Par Rafael Vanín de Moraes
Les études explorant de nouvelles approches pour traiter les tumeurs gastro-intestinales étaient au centre de la programmation scientifique du Symposium sur le cancer gastro-intestinal parrainé par l’American Society of Clinical Oncology (ASCO GI), à San Francisco, aux États-Unis.
Temps fort pour la présentation des premiers résultats de CheckMate 8HW, la première étude de phase III, visant à évaluer l’association nivolumab et ipilimumab en première ligne de traitement chez les patients atteints d’un cancer colorectal métastatique (mCRC) présentant une instabilité microsatellite élevée/un déficit enzymatique de réparation dû à l’incompatibilité (MSI-H/dMMR).
La mortalité due au cancer colorectal augmente dans la plupart des pays d’Amérique latine, dont le Brésil. Une étude réalisée par des chercheurs de l’École nationale de santé publique (ENSP/FioCruz), de l’Institut national du cancer – INCA et de l’Université de Californie à San Diego, aux États-Unis, a montré qu’entre 1990 et 2019, l’augmentation de la mortalité de ce type de tumeur en Amérique Latine était de 20,5%. Selon l’INCA, d’ici 2030, on prévoit une augmentation de 10 % des décès prématurés liés au cancer de l’intestin chez les personnes de plus de 50 ans.
Avec les statistiques actuelles du cancer colorectal dans le monde, il est nécessaire d’investir dans la recherche et de développer de nouvelles technologies, c’est le cas de l’immunothérapie, et l’étude CheckMate 8HW apporte de grandes attentes en termes de bénéfices pour ces patients. Il est à noter que la population étudiée dans CheckMate 8HW correspond à 6 % des patients atteints d’un cancer colorectal métastatique, ce sont des patients qui, en raison de leurs tumeurs présentant une forte instabilité microsatellitaire (MSI-H/dMMR), sont très sensibles à l’immunothérapie.
Toujours selon les données initiales, avec un suivi médian de 24,3 mois, une amélioration cliniquement et statistiquement significative du contrôle de la maladie a été observée dans le bras nivolumab/ipilimumab (non atteint ; IC 95 %, 38,4 mois – non évaluable) par rapport au bras chimiothérapie. (5,9 mois ; IC à 95 % : 4,4-7,8) avec une réduction de 79 % du risque de progression de la maladie ou de décès (HR : 0,21 ; IC à 95 % : 0,13-0,34 ; P < 0,0001). Le bénéfice en termes de contrôle de la maladie était cohérent dans tous les sous-groupes prédéfinis, y compris les patients présentant des mutations KRAS ou NRAS, chez les patients présentant des métastases hépatiques, pulmonaires ou péritonéales initiales.
Retard dans la progression de la maladie
Si le cancer colorectal métastatique ne peut être traité par chirurgie, le traitement de première intention utilisé aujourd’hui est la chimiothérapie pour la grande majorité des patients. La durée de réponse au traitement de chimiothérapie est cependant courte à long terme.

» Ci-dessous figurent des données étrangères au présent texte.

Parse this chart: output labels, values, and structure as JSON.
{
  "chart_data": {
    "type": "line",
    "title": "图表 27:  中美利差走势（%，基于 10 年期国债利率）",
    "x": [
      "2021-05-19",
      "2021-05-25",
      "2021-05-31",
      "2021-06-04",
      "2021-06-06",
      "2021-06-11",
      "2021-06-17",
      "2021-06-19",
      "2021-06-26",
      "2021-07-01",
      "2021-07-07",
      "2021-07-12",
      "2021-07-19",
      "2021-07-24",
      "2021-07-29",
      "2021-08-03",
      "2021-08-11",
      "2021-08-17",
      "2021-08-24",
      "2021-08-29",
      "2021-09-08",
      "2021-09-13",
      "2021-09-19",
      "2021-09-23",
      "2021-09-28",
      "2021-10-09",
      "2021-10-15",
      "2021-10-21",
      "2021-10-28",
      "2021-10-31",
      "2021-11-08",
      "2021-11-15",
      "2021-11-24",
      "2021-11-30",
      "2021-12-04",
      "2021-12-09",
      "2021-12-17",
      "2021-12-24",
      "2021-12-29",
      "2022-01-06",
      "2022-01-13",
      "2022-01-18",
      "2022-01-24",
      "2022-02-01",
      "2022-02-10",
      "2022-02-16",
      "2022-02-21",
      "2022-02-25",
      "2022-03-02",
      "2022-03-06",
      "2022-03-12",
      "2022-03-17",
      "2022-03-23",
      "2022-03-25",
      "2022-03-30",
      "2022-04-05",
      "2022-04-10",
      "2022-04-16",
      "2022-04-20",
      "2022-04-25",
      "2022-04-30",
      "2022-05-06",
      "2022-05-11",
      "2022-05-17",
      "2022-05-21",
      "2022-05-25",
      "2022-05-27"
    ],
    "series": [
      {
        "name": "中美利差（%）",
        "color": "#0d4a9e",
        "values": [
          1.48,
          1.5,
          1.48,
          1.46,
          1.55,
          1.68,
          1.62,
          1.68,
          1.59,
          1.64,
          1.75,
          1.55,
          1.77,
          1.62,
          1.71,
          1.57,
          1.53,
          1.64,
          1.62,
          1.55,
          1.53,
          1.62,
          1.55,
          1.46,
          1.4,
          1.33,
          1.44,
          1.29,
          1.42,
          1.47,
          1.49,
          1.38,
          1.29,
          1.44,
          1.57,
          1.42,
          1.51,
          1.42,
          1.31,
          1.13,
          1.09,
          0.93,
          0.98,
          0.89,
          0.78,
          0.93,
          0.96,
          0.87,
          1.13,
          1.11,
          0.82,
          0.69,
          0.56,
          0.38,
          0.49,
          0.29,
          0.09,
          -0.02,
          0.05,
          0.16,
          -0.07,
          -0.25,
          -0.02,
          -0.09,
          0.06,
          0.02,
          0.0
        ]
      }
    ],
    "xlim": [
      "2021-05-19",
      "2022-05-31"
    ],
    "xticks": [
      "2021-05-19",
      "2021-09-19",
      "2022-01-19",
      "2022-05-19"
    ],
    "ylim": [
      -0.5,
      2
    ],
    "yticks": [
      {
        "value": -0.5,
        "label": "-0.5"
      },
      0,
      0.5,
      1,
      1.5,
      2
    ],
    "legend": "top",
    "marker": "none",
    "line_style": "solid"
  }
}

Dans l’étude CheckMate 8HW, les chercheurs ont évalué si l’association d’une double immunothérapie avec nivolumab et ipilimumab pouvait ralentir la progression de la maladie et réduire le risque de décès chez les patients atteints de mCRC MSI-H/dMMR. Le nivolumab est un inhibiteur de PD-1 et l’ipilimumab est un inhibiteur de CTLA-4 et nous avons actuellement du pembrolizumab (anti-PD-1) approuvé par l’ANVISA comme traitement isolé de première intention pour le mCRC MSI-H/dMMR.
La combinaison de ces médicaments, selon les informations de l’étude, ralentit la croissance tumorale chez les patients atteints d’un cancer colorectal métastatique MSI-H/dMMR par rapport à la chimiothérapie, mais par rapport à l’anti-PD-1 seul, dont le traitement a déjà été démontré s’il est supérieur à la chimiothérapie, nous ne pouvons toujours pas le dire. Cependant, l’étude nous donne de bonnes attentes pour l’avenir.
Le chercheur principal de l’étude CheckMate 8HW était le docteur Thierry André, professeur d’oncologie médicale à Sorbonne Université et chef du service d’oncologie médicale à l’Hôpital Saint Antoine, Assistance Publique Hôpitaux, à Paris. La recherche a porté sur 303 patients atteints de mCRC et de MSI-H/dMMR, qui ont été assignés au hasard pour recevoir une association de nivolumab et d’ipilimumab (202 personnes) ou une chimiothérapie (101 personnes). L’étude comporte également un troisième bras avec des patients traités uniquement par anti-PD-1, mais les données de cette cohorte seront publiées à une date ultérieure.
*Rafael Vanin de Moraes est oncologue clinicien au Centre d’oncologie du Paraná (COP).